壹
烧伤超人阿宝是一个什么人,曾经卷入过什么样的事件漩涡,可能你比我更加清楚。
我不杀伯仁,伯仁因我而死。一年前,他在和北医三院张煜医生的网络叫板声中胜出,张煜医生被推上风口浪尖,并最终在天庭的裁决中,彻底败下阵来。张煜医生像下面的这一位医生一样,失去了三甲医院著名医生的工作岗位,失去了医疗体系内最茁壮的铁杆庄稼的生活保障——江湖一入深似海,从此医院是路人,无限凄凉仿徨。

你可以去回顾一下那件事情,这里不再详述——当年的轰轰烈烈,都在你的柴米油盐里变得烟花易冷。
在那件事情面前,你们站在烧伤超人阿宝的那一边,觉得他是正义的化身——当然,天庭也肯定了这一点;但当时我却站在他的对立面!为此,我还码过一篇文字。
这一次,你们无情地抛弃了烧伤超人阿宝,但我选择站在他的一边!因为他这样说——



事发南京,某医院一名医生的孩子在幼儿园,被另一名同班同学残忍地用尖锐、坚硬的硬物刺伤后脑,他作为一名父亲去找对方家长理论,希望他们对自己的孩子严加约束,并且施加惩罚,这过分吗?
在教训的过程中,这名受伤害男孩儿的父亲没有控制住情绪,一巴掌将施暴男孩儿打翻在地。

当挥出那一巴掌后,这名医生也感觉到了后悔,立刻开始道歉:“对不起,我实在没有忍住。”
事情从这一刻开始激化——坐镇现场的小孩儿爷爷立刻抄起凳子,要在自己小孙孙面前把这名来讨说法的爸爸砸倒在地。
刚刚平复一点情绪的受害男孩儿爸爸的情绪再次被点燃:他推倒了施暴男孩儿的爷爷、推开了砸向自己头部的实木椅子,导致施暴男孩儿爷爷摔倒骨折。
最终,这名受害男孩儿的父亲失去了工作,还会面临囚牢惩罚;他的家人齐齐跪倒在施暴男孩儿的家门口,祈求施暴男孩儿一家高抬贵手。这一刻,他们家庭的人格尊严当然散落一地。
仅仅是他们的人格散落一地吗?不见得,弱者的人格都在此刻碎裂!

贰
关于我的上述描述,有一些别有用心的人抓住其中的词语肆意嘲讽。对此,我有话说。
有人说,我不应该用“残忍”来形容施暴男孩戳伤别人后脑的行为;好的,来,你来告诉我,怎么形容这种行为?温柔地刺击、甜蜜蜜地擦到了后脑吗?——你的孩子有几个可以随时自愈的后脑?
这些人还说,不就是一个小小的伤口吗?贴上创可贴就看不见了呀!这样的人当真是丛林里走出来、还在茹毛饮血时期的父母:难道你们不明白人脑的结构吗?你知道脑干在什么地方吗?按照这些人的说法,一根钢钉穿过脑际,创口不过零点五平方厘米,应该也不至于影响智商!
如果这种行为不值一提,可以一笑而过;我也不说什么“我来对你家孩子如法炮制”的话,我只问你一句:你家孩子在学校被老师这么对待,你会如此宽宏大量吗?——请摸着自己的 狼心 告诉我!来,勇敢说出你的答案!
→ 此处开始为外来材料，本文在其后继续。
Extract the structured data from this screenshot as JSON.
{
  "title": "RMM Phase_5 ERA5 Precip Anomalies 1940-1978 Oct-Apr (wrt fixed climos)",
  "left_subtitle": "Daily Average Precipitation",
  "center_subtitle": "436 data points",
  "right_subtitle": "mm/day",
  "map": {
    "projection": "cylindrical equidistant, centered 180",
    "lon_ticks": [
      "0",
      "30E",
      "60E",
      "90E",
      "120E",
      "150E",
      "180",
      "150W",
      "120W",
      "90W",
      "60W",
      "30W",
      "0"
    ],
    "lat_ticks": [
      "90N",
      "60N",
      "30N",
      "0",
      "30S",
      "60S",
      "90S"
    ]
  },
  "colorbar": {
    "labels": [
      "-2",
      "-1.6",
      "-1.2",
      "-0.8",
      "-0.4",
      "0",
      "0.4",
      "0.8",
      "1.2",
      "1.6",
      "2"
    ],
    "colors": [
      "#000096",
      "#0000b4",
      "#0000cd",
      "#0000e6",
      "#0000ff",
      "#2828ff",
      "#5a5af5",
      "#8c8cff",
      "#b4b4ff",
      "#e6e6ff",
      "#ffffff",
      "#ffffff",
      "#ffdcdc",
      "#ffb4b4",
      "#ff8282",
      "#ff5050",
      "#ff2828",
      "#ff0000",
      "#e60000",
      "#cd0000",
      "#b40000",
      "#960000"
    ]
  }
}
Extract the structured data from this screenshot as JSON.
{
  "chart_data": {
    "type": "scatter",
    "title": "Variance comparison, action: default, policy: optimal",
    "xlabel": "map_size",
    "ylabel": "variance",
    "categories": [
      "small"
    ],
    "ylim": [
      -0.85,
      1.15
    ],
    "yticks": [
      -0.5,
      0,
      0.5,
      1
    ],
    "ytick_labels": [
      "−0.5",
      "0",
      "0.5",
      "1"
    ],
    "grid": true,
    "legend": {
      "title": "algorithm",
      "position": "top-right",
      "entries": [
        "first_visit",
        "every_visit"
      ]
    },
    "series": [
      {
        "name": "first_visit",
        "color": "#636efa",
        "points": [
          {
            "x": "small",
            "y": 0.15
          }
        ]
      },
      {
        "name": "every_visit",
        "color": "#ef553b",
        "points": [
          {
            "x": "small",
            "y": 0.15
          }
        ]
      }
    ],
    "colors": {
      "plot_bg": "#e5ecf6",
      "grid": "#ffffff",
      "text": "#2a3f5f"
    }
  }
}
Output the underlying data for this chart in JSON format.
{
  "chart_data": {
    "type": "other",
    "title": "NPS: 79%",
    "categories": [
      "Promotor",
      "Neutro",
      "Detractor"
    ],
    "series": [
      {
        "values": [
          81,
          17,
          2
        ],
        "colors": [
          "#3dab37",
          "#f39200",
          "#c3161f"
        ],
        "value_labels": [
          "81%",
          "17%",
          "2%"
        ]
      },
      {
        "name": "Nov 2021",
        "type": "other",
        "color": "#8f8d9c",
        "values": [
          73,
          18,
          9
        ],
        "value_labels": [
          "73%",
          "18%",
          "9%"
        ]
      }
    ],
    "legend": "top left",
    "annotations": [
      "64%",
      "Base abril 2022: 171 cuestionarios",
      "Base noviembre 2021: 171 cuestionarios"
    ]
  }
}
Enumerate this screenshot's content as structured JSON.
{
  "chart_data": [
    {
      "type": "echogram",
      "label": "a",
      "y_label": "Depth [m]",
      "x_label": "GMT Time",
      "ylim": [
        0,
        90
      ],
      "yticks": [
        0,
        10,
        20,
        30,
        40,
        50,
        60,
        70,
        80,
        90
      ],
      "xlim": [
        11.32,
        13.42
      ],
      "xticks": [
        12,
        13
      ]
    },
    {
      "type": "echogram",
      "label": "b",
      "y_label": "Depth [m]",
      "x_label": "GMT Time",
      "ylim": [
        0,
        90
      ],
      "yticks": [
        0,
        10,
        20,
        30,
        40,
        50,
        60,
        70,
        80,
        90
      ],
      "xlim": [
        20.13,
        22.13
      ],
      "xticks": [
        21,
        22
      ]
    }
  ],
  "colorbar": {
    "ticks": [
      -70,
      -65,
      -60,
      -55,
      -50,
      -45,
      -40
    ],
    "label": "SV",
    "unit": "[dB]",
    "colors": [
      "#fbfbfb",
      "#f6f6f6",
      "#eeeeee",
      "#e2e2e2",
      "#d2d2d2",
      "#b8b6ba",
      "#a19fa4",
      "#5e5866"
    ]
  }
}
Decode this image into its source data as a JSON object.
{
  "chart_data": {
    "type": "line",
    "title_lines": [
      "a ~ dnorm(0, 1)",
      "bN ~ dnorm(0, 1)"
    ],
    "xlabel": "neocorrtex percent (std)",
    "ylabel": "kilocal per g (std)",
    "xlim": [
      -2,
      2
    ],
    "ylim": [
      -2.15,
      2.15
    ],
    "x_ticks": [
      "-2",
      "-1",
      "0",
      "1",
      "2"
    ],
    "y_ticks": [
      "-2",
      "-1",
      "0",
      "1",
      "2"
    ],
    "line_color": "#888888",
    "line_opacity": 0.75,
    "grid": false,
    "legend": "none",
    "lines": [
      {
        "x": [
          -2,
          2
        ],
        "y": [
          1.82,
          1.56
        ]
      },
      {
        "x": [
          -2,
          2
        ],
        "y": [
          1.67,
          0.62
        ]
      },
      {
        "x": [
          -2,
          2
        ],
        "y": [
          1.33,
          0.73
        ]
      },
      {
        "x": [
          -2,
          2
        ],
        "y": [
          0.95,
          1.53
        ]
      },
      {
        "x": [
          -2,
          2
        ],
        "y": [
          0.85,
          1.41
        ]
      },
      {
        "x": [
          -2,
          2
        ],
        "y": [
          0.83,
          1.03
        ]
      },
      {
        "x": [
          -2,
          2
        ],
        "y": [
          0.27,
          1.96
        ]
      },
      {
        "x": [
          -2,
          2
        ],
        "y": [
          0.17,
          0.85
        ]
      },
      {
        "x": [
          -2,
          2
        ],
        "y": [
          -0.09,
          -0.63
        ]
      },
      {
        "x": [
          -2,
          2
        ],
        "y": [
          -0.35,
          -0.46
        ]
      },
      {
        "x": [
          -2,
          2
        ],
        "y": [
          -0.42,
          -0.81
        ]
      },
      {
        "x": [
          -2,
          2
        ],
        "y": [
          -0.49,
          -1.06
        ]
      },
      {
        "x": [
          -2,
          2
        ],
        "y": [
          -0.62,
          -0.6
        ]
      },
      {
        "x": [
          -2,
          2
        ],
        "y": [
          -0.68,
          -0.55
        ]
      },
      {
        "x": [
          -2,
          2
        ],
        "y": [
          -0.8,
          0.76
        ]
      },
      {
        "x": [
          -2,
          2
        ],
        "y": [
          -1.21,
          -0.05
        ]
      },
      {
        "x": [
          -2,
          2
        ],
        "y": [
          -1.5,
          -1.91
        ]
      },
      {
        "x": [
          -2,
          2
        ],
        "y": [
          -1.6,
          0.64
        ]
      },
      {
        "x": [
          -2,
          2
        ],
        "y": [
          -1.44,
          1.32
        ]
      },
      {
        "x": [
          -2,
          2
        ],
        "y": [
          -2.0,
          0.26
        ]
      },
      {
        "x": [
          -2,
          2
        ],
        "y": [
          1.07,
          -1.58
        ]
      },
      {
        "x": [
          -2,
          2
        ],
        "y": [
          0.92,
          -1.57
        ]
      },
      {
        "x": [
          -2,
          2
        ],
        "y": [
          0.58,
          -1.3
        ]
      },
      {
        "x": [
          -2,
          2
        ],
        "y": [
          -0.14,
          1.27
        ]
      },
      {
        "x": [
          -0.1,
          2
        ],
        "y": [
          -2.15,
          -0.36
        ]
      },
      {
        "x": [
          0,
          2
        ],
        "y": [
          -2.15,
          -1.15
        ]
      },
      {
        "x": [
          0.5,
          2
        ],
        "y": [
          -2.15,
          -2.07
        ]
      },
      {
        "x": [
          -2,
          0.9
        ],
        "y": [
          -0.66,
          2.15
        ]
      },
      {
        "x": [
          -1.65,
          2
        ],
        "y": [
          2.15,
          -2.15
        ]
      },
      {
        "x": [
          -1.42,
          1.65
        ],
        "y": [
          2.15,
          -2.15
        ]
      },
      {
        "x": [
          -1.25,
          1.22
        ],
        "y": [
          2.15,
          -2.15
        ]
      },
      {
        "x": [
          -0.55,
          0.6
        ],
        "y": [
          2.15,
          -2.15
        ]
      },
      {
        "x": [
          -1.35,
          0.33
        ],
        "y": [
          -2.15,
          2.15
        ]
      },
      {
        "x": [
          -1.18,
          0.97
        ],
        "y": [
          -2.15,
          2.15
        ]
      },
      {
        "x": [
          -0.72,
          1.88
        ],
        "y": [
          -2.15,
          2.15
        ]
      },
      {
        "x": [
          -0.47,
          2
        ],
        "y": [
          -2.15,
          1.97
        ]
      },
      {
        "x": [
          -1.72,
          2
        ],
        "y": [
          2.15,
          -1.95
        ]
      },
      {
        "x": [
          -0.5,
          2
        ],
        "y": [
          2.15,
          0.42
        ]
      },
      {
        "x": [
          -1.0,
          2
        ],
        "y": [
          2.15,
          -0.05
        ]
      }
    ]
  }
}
我说这样的小孩儿就是“坏小孩儿”,有人说:打架的小孩儿就是“坏小孩儿”了,什么逻辑?
我在心里笑了:我是什么逻辑?我倒要问问:你是什么逻辑?好家伙,这到底是不是人间?什么时候,打架的小孩儿竟然不是坏小孩儿了?那要这么说,该事件中,将施暴小孩儿一巴掌抽到地下的那名父亲也不是坏人了,干什么要实行 “连坐”一样的重拳,把他的工作都撸个尽净?他的医生工作犯了什么错误吗?
有人说,他犯了一个错,所以他就不配拥有工作;那么,我们还要什么罪当其罚的制度?小偷小摸一概绑赴法场,让他们一了百了得了!
叁
你们怎么看待这件事?官媒有他们的盖棺定论,但我不赞成!那是一种内蕴卑劣的高台劝化,是专家的一贯口吻!这种说法除了对弱者有一种震慑作用,使他们陷入走投无路的境地,不会使那些狡黠而霸蛮的庸众受到任何教育!而且,我还相信,有的专家只会坐在莲花台上自说自话,当他们的利益受到侵害的时候,远比一般人更加激动和暴烈!
对于这件事的最终结果,我想套用鲁迅先生的一句话:我翻开历史一查,他们的话没有年代。歪歪扭扭地,每页上都写着“他还是个孩子”几个字。我横竖睡不着,仔细看了半夜,才从字缝里看出来几个字“霸凌、无休止地霸凌,家族基因因袭的结果”!
现在是一个商业现实,我们每个人已经习惯了“弱肉强食”四个字,竟然还把这些字作为自己的座右铭!
我们想过没有,面对“弱肉强食”的现实,我们正在向什么靠拢?当然是虎豹豺狼、魑魅魍魉!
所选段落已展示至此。